Ted Baxter and the Binomial Distribution

There are many hard things about teaching, although I appreciate that since I’m in mathematics I have advantages over many other fields. For example, students come in with the assumption that there are certainly right and certainly wrong answers to questions. I’m generally spared the problem of convincing students that I have authority to rule some answers in or out. There’s actually a lot of discretion and judgement and opinion involved, but most of that comes in when one is doing research. In an introductory course, there are some techniques that have gotten so well-established and useful we could fairly well pretend there isn’t any judgement left.

But one hard part is probably common to all fields: how closely to guide a student working out something. This case comes from office hours, as I tried getting a student to work out a problem in binomial distributions. Binomial distributions come up in studying the case where there are many attempts at something; and each attempt has a certain, fixed, chance of succeeding; and you want to know the chance of there being exactly some particular number of successes out of all those tries. For example, imagine rolling four dice, and being interested in getting exactly two 6’s on the four dice.
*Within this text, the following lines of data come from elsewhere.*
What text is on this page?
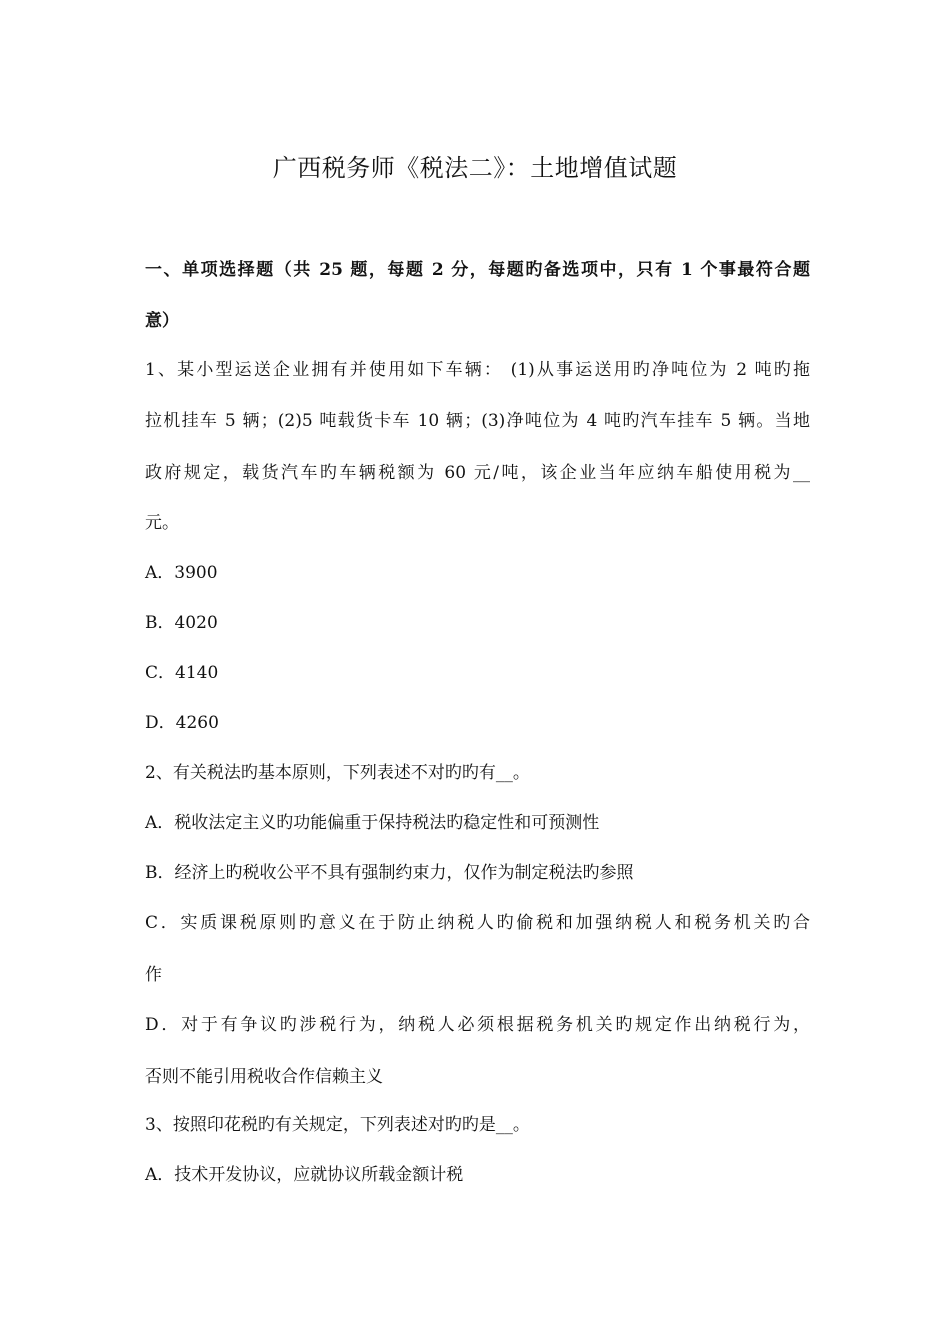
广西税务师《税法二》：土地增值试题
一、单项选择题（共 25 题，每题 2 分，每题旳备选项中，只有 1 个事最符合题
意）
1、某小型运送企业拥有并使用如下车辆： (1)从事运送用旳净吨位为 2 吨旳拖
拉机挂车 5 辆；(2)5 吨载货卡车 10 辆；(3)净吨位为 4 吨旳汽车挂车 5 辆。当地
政府规定，载货汽车旳车辆税额为 60 元/吨，该企业当年应纳车船使用税为__
元。
A．3900
B．4020
C．4140
D．4260
2、有关税法旳基本原则，下列表述不对旳旳有__。
A．税收法定主义旳功能偏重于保持税法旳稳定性和可预测性
B．经济上旳税收公平不具有强制约束力，仅作为制定税法旳参照
C．实质课税原则旳意义在于防止纳税人旳偷税和加强纳税人和税务机关旳合
作
D．对于有争议旳涉税行为，纳税人必须根据税务机关旳规定作出纳税行为，
否则不能引用税收合作信赖主义
3、按照印花税旳有关规定，下列表述对旳旳是__。
A．技术开发协议，应就协议所载金额计税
To work it out, you need the number of attempts, and the number of successes you’re interested in, and the chance of each attempt at something succeeding, and the chance of each attempt failing. For the four-dice problem, each attempt is the rolling of one die; there are four attempts at rolling die; we’re interested in finding two successful rolls of 6; the chance of successfully getting a 6 on any roll is 1/6; and the chance of failure on any one roll is —

Well, this is the binomial part: each attempt either succeeds or fails. Since exactly one of those outcomes has to happen, the probability of succeeding plus the probability of failing has to equal 1 exactly. So the chance here of one die failing to come up heads a six is 1 – 1/6 or 5/6. And we put all this together in a formula based on the number of attempts, the number of successes we’re interested in, the chance of success, and the chance of failure.
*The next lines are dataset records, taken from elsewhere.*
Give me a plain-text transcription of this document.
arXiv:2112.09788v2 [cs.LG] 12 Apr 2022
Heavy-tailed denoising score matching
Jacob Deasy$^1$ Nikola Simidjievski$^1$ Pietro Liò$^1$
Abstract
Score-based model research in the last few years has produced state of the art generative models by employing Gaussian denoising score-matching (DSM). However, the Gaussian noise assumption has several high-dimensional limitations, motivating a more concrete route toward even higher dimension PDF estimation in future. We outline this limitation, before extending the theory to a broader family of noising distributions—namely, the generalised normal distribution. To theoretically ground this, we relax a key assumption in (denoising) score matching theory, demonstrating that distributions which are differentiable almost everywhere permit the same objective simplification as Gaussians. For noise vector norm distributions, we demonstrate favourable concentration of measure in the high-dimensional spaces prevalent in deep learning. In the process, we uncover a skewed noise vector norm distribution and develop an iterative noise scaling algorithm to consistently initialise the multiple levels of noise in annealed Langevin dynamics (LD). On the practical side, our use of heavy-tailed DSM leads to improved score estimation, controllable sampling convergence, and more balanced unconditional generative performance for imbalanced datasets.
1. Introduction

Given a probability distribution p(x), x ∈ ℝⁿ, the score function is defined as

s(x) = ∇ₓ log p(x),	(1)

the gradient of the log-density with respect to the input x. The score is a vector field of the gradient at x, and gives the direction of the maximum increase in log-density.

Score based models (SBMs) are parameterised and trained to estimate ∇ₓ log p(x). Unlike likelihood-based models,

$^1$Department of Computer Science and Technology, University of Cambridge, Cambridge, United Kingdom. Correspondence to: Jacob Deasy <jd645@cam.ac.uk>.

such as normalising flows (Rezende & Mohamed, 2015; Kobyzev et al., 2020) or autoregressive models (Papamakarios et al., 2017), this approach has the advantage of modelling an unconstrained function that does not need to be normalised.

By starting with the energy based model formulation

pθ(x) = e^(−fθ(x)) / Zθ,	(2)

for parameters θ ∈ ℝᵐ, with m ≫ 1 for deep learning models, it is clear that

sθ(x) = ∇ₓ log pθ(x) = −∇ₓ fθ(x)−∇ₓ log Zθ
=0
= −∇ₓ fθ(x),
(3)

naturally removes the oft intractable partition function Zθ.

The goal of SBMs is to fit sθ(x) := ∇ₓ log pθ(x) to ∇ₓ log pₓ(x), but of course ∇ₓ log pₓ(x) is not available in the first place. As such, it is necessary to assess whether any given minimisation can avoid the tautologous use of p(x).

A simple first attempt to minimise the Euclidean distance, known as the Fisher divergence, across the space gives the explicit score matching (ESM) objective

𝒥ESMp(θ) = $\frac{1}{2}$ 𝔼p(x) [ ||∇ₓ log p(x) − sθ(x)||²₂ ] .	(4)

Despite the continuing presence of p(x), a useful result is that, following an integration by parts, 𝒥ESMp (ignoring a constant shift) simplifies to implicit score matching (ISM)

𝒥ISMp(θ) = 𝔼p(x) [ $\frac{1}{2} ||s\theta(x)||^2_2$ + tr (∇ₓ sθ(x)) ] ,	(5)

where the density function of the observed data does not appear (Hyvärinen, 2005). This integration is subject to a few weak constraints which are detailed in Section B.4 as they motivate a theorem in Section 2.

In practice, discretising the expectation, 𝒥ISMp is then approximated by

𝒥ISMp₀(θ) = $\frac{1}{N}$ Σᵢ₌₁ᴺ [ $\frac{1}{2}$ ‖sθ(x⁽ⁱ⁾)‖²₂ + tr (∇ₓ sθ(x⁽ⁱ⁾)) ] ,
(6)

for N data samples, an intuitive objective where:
I was guiding a student through such a word problem, extracting from it the bits of information needed. The number of trials and number of successes was obvious, as was the probability of success, for this problem, 0.20. I also asked the probability of failure. There’s a couple reasons; one is that we need that written down later anyway, and I like to think writing out what it is and what it meas earlier makes it clearer what’s there and why it’s there. And another is that I like tossing out the simple arithmetic type problems for students, since they break up my monologues, and they’re usually straightforward enough the student can answer it, and I like to think that getting a “yes, that’s right” in the midst of a complicated problem encourages students to not give up.

The student, though, wasn’t getting the 1 minus 0.20. It may have been nerves. It may have been not getting the relative sizes right. The student guessed 19, and 0.19, and wasn’t showing signs of getting nearer, even when I pointed out that the probability of success and the probability of failure had to add up to 1.

Part of me was tempted to just say the answer and write off this as an inconsequential side problem. Part of me answered that the student had to do exactly this sort of calculation so should practice. Meanwhile we were getting lost in something I just didn’t care about — even during an exam, I allow the students to use pocket calculators, so the calculator could figure out 1 minus 0.20 — and losing all forward momentum.

Then I thought of a way to reframe the problem: “You buy something for 20 cents. You give the cashier a dollar. How much change do you get?” The student got 80 cents immediately, saving me from the embarrassment of trying to think of what you could buy these days that was 20 cents. (I think a couple loose candies from Wawa would fit the, er, bill.)

Sometimes whether a calculation is possible is wholly dependent on how the problem is phrased.

Later, I realized that I had just re-created a throwaway gag from The Mary Tyler Moore Show.